How to approach an interview
What do I need to do before my interview?
Research the nature of the role, the company and the marketplace they operate in. Being in interviews where you know nothing about the company makes interviews a stressful experience. Use Google or ask other people. The interviewer will know you’ve done your research and you are more likely to be remembered. Think about common questions that could be asked, take a look at our Frequently Asked Interview Questions page to see what you may be asked.
What should I wear?
First impressions are important. That doesn’t mean you have to wear a suit, but it does mean you have to think about what would be appropriate. Be smart and look good. Make sure you have a watch and plan your route beforehand, because turning up late for an interview is rude and disrespectful. Make sure you arrive at least 10 minutes before the interview so you are relaxed and not worried about being late.
What should I take to my interview?
Invitation Letter/email: This can be shown at reception when you arrive but also you can use as a reference for the interviewer’s name or company address.
Job Description: You can read this for any last minute preparation whilst travelling or also you can use it as a reference point if you lose your train of thought.
Your CV: Take a couple of copies of your CV with you. You can use it to talk about yourself and previous experience. Your personal details will be on there, so if they ask for your mobile/email you won’t have to remember it.
Bottle of water: Most interviewers will offer you a drink on arrival but just in case they don’t, take a bottle of water with you. There is nothing worse than being half way through a sentence and your throat drying up.
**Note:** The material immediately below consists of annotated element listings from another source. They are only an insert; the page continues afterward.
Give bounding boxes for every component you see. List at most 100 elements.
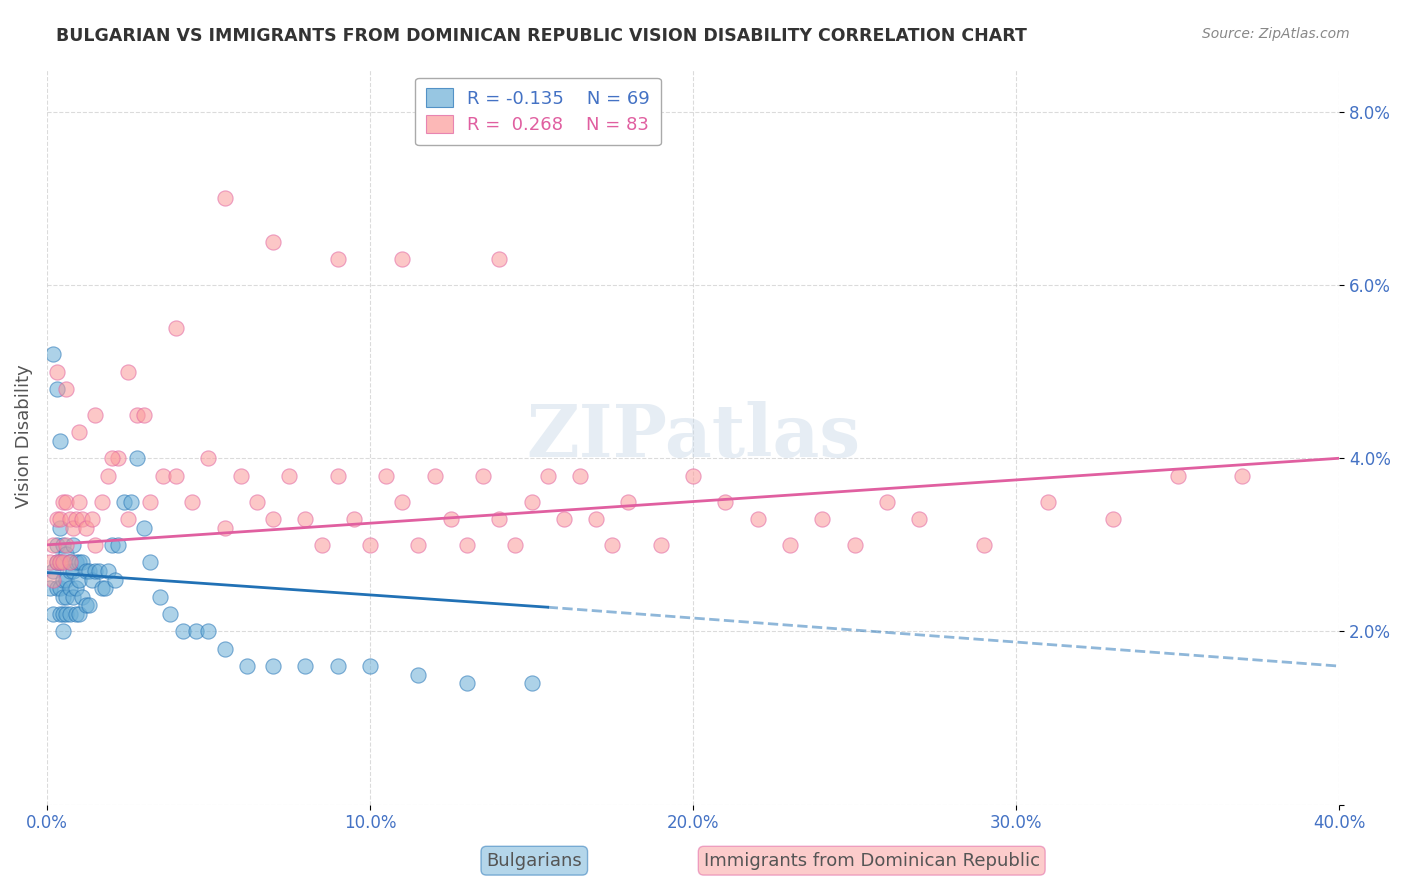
Point xyxy=(246,494,269,508)
Point xyxy=(127,451,149,466)
Text: BULGARIAN VS IMMIGRANTS FROM DOMINICAN REPUBLIC VISION DISABILITY CORRELATION CH: BULGARIAN VS IMMIGRANTS FROM DOMINICAN R… xyxy=(56,27,1028,45)
Point xyxy=(152,468,174,483)
Point xyxy=(181,494,204,508)
Point xyxy=(77,599,100,613)
Point xyxy=(39,581,62,595)
Point xyxy=(553,512,575,526)
Point xyxy=(58,581,80,595)
Point xyxy=(617,494,640,508)
Point xyxy=(75,564,97,578)
Point xyxy=(58,555,80,569)
Point xyxy=(472,468,495,483)
Point xyxy=(45,538,67,552)
Point xyxy=(49,555,72,569)
Point xyxy=(114,494,136,508)
Point xyxy=(84,538,107,552)
Point xyxy=(326,252,349,266)
Point xyxy=(55,382,77,396)
Point xyxy=(77,564,100,578)
Point xyxy=(84,564,107,578)
Point xyxy=(488,512,510,526)
Point xyxy=(779,538,801,552)
Point xyxy=(72,555,94,569)
Point xyxy=(97,564,120,578)
Point xyxy=(537,468,560,483)
Point xyxy=(456,676,478,690)
Y-axis label: Vision Disability: Vision Disability xyxy=(15,365,32,508)
Point xyxy=(165,468,187,483)
Point xyxy=(49,434,72,448)
Point xyxy=(65,581,87,595)
Text: ZIPatlas: ZIPatlas xyxy=(526,401,860,472)
Point xyxy=(844,538,866,552)
Point xyxy=(52,494,75,508)
Point xyxy=(139,555,162,569)
Point xyxy=(197,451,219,466)
Point xyxy=(67,607,90,622)
Point xyxy=(359,538,381,552)
Point xyxy=(117,512,139,526)
Point xyxy=(236,659,259,673)
Point xyxy=(811,512,834,526)
Point xyxy=(52,590,75,604)
Point xyxy=(311,538,333,552)
Point xyxy=(214,520,236,534)
Legend: R = -0.135    N = 69, R =  0.268    N = 83: R = -0.135 N = 69, R = 0.268 N = 83 xyxy=(415,78,661,145)
Point xyxy=(132,520,155,534)
Point xyxy=(184,624,207,639)
Point xyxy=(52,573,75,587)
Point xyxy=(75,520,97,534)
Point xyxy=(94,581,117,595)
Point xyxy=(159,607,181,622)
Point xyxy=(67,494,90,508)
Text: Source: ZipAtlas.com: Source: ZipAtlas.com xyxy=(1202,27,1350,41)
Point xyxy=(520,676,543,690)
Point xyxy=(391,252,413,266)
Point xyxy=(127,408,149,422)
Point xyxy=(149,590,172,604)
Point xyxy=(326,468,349,483)
Point xyxy=(52,607,75,622)
Point xyxy=(1102,512,1125,526)
Point xyxy=(45,581,67,595)
Point xyxy=(52,538,75,552)
Point xyxy=(45,512,67,526)
Point xyxy=(75,599,97,613)
Point xyxy=(294,659,316,673)
Point xyxy=(65,512,87,526)
Point xyxy=(42,573,65,587)
Point xyxy=(262,659,284,673)
Point xyxy=(58,512,80,526)
Point xyxy=(214,191,236,205)
Point xyxy=(65,607,87,622)
Point xyxy=(67,425,90,440)
Point xyxy=(58,607,80,622)
Point xyxy=(62,538,84,552)
Point xyxy=(90,581,112,595)
Point xyxy=(67,573,90,587)
Point xyxy=(49,512,72,526)
Point xyxy=(132,408,155,422)
Point xyxy=(82,573,104,587)
Point xyxy=(294,512,316,526)
Point xyxy=(876,494,898,508)
Point xyxy=(65,555,87,569)
Text: Immigrants from Dominican Republic: Immigrants from Dominican Republic xyxy=(704,852,1039,870)
Point xyxy=(569,468,592,483)
Point xyxy=(55,547,77,561)
Point xyxy=(1167,468,1189,483)
Point xyxy=(45,382,67,396)
Point xyxy=(72,590,94,604)
Point xyxy=(278,468,301,483)
Point xyxy=(55,590,77,604)
Point xyxy=(45,365,67,379)
Point xyxy=(456,538,478,552)
Point xyxy=(104,573,127,587)
Point xyxy=(55,573,77,587)
Point xyxy=(408,667,430,681)
Text: Bulgarians: Bulgarians xyxy=(486,852,582,870)
Point xyxy=(49,555,72,569)
Point xyxy=(1038,494,1060,508)
Point xyxy=(326,659,349,673)
Point xyxy=(67,555,90,569)
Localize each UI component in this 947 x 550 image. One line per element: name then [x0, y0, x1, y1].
Notepad: Take a notepad with you so you can jot down any information whilst it’s fresh in your mind. This can also be used to write down any questions you have for the interviewer or any key points you wanted to discuss.
Record of your achievements: Take a small file with you that has your previous achievements in. These can include awards, letters of commendation, certificates and testimonials. This will impress the employer and show why you are the best candidate for the role.
What do I do in my interview?
Relate your experience, your achievements, and your skills back to those that are asked for. Think about the job specification, what they’re asking for and how you are the perfect candidate. Remember, it’s not a race, it’s ok to say, ‘let me think about that, please’ before answering a question. It’s better to do that than stumble on your words. Don’t be afraid to smile, don’t be afraid to nod and agree with what the employer is saying. Turn your phone off! Ask questions when the employer has finished. This is where you can show off your research. Prove you know what you’re talking about; it should be about the role and the company. Don’t ask questions like, ‘How many holidays do I get?’ or, ‘Do I get a bonus?’